AGUSTINA
Por João Bénard da Costa
1 – “A justiça é uma coisa furtiva como um ladrão na noite.” Agustina Bessa-Luís ganhou o Prémio Camões. Foi em Maio de 2004.
2 – Foi em Maio de 1957 que eu comprei o meu primeiro livro de Agustina. Assim dito, dou-me agora conta, parece o princípio da história do Mestre André (“Foi na loja do Mestre André que eu comprei um pifarinho”). Chama-se “A Muralha”.

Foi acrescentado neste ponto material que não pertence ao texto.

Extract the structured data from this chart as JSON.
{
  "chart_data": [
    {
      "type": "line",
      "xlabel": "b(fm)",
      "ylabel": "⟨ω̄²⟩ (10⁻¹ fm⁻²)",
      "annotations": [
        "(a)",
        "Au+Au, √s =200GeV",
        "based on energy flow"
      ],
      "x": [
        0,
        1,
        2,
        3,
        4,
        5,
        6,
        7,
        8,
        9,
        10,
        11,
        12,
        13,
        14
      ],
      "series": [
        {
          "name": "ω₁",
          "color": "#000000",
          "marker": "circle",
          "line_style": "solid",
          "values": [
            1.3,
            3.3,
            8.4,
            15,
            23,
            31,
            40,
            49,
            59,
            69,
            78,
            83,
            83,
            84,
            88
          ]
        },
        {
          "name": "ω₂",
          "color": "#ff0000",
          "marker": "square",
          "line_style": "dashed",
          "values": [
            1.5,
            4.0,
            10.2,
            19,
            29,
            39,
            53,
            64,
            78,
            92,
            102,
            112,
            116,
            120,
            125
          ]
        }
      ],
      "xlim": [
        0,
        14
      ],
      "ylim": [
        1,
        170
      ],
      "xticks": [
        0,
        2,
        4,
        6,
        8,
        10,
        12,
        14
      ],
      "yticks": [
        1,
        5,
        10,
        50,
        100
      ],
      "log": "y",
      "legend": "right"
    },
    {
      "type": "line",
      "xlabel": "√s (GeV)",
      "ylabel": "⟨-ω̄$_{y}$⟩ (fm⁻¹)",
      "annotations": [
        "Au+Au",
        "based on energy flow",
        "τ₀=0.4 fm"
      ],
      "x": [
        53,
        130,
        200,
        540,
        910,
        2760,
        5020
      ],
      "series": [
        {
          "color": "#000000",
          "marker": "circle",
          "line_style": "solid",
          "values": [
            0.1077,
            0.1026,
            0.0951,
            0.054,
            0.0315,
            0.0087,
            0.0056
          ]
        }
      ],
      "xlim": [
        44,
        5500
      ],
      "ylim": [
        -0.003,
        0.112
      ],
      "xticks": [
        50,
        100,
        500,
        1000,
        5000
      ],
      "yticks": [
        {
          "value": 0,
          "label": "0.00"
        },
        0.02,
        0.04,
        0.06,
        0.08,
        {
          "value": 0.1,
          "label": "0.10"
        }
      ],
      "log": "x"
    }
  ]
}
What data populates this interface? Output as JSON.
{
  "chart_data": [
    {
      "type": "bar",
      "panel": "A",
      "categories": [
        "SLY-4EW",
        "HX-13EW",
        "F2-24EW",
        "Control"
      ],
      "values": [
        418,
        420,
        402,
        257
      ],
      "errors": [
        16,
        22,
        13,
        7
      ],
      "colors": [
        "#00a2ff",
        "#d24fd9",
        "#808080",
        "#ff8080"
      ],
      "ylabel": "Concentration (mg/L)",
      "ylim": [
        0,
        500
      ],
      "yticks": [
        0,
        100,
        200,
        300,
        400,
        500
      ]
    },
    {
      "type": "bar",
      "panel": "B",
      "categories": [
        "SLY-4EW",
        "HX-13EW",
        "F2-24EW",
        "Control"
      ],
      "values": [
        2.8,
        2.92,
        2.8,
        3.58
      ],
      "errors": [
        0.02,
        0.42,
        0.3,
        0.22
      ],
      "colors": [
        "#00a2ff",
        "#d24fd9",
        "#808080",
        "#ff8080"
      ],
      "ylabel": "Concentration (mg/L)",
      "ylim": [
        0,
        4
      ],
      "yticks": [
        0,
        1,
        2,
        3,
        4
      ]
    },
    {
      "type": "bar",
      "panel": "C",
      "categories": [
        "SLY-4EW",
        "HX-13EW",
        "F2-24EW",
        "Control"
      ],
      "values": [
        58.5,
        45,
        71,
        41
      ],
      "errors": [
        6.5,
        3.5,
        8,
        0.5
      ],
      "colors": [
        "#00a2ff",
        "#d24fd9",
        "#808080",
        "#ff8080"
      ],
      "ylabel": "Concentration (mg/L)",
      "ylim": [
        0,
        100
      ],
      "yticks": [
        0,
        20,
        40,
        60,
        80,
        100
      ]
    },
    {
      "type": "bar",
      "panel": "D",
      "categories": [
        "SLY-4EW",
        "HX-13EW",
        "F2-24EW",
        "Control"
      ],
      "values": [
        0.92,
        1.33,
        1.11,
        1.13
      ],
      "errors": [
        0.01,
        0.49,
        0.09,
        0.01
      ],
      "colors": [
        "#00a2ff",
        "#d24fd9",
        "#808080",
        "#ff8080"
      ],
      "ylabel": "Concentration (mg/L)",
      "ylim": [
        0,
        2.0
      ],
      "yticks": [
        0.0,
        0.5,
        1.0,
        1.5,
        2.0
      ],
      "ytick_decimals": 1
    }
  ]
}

Não andava propriamente a farejar novos talentos na literatura portuguesa. Sobravam-me os que já conhecia e, na terna guerra onde me começava a perder, acreditava que eles só iam chegar com a minha geração, mais ano menos ano. Mas um desses futuríveis mestres citou-me Agustina como a excepção à minha recém-estabelecida regra. Falou-me de “A Sibila” (1954) que eu só li tempos depois. Por isso, quando dei de caras com “A Muralha” na velha Buchholz da esquina da Rua das Pretas, ou quando “A Muralha” deu de caras comigo (nessa, como noutras coisas, não devemos ser dogmáticos), hesitei entre comprá-lo ou não o comprar. Para tirar teimas, recorri a outra superstição que me tinham ensinado: ler o último parágrafo. Afinal, fixei-me no penúltimo, onde está escrito: “Fome de pão, fome de raça humana, duma povoação nova e de mestres jovens que venham, dos mundos consumados, contemplar-nos apenas, sem programas, sem chama de progresso, sem doutrina e urgência de vencer – apenas com amor.” Dez linhas abaixo, estava inscrita a data do termo do livro: Porto, 7 de Fevereiro de 1957. É o dia dos meus anos, era o dia dos meus 21 anos. Não hesitei mais. Comprei o livro. Começou então a história de uma paixão. Um mês depois, reencontrei o Alberto Vaz da Silva e numa noite sem lua em que Arturo Benedetti Michelangeli tocou em Lisboa, descobri que essa paixão era compartilhada. Ele preferira “Os Incuráveis” (1955) à “Muralha”. Sei que li os dois de seguida, ainda antes de 26 de Julho de 1958. “Que depravação a dos corações de boa memória!…”, diz-se – disse Zita – em “A Muralha”. E é muito poucas páginas antes dessa que Zita descobre, depois de beber um pouco de chá frio com o filho, como Gerson gostava, que a chávena em que o servira tinha na borda “uma marca em elipse de pintura”. Era uma chávena suja que servira a qualquer mulher. Aquele incidente, aquele desleixo, apoquentou-a tanto que o mandou embora.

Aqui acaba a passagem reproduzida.